One of the big contenders against this view is reliabilism. Reliabilism is the view that "epistemically justified beliefs are the ones that result from belief-forming processes that reliably lead to true beliefs." In other words, according to reliabilism, you have good reasons for your belief when whatever cognitive processes or processes related to your mind and the world make your beliefs true. Feldman and Conee think that this view is so broad that you could actually accept this and accept evidentialism as the proper way to fill it out.

About this debate: My view is that both of these do not account for good reasons to belief. Think about mathematics, for example. If evidentialism is true, your beliefs about conceptual truths like mathematics, or logic, have good reasons supporting them if there is good evidence for the belief. But what good evidence is there? How could you give 'good reasons' for your beliefs like, for example, that the sum of 2 and 2 is 4? Do we even need to appeal to evidence? Surely there are math proofs but for day to day activities we seem to think that we could have this belief without having good evidence supporting claims like these.

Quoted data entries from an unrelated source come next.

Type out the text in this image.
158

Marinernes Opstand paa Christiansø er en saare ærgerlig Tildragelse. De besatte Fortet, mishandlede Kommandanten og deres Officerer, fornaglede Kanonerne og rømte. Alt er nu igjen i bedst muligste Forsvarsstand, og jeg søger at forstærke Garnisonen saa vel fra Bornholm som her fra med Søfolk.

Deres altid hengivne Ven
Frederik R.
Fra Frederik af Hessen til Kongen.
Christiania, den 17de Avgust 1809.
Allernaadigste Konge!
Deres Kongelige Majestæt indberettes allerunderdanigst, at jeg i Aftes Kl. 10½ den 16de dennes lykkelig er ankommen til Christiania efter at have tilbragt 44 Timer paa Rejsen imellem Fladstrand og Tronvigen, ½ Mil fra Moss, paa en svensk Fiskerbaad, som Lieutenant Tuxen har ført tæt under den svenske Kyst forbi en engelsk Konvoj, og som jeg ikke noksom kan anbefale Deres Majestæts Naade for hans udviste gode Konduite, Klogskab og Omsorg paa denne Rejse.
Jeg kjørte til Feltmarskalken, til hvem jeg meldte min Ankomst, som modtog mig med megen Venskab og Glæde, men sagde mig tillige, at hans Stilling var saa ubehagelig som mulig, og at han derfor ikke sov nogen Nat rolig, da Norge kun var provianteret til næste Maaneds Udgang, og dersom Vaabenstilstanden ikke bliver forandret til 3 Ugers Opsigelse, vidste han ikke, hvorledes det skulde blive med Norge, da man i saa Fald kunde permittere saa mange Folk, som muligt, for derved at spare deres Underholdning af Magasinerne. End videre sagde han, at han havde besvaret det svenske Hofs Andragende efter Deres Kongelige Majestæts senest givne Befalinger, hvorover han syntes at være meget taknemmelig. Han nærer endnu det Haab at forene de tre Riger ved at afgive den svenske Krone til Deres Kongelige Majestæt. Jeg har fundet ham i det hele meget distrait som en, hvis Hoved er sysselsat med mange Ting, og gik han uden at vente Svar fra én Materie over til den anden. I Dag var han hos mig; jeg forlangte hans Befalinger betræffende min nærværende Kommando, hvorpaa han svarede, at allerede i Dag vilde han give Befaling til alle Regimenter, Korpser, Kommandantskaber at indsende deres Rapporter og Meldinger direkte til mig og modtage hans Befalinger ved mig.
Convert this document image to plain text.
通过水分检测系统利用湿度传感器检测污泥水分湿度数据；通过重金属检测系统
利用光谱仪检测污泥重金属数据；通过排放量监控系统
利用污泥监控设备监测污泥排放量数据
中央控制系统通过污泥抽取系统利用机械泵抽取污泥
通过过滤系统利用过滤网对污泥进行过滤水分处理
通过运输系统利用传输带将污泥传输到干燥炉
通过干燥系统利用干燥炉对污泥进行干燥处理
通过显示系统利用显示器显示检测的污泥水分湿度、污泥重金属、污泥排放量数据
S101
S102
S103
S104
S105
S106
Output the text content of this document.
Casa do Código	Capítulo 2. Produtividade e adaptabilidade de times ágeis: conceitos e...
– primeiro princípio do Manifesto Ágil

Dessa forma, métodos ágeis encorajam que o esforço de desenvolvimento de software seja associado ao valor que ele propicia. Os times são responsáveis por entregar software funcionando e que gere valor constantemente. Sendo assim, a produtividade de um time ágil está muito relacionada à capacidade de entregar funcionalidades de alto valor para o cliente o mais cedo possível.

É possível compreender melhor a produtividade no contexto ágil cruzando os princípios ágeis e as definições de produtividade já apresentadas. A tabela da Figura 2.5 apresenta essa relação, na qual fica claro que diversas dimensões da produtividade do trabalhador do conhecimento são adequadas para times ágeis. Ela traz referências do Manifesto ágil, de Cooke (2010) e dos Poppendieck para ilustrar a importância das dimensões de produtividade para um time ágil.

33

If reliabilism is true, then claims about mathematics and logic must have the proper belief-forming processes. What could could even count as such, though? What is the appropriate chain of reasoning that gets you to those beliefs? I don't think there are any.

My point is that there is no good broad account of good reasons for belief that could or would not be formulated relative to the domains which one would ask for such criteria. And there is no catch-all 'good reasons' category for everyday experience, per se, because the world of everyday experience is not a domain; a domain is a formal field of study, an idealized or conceptualized part of the world.

So anyway, I don't think this is sufficient, and I don't like the debate very much.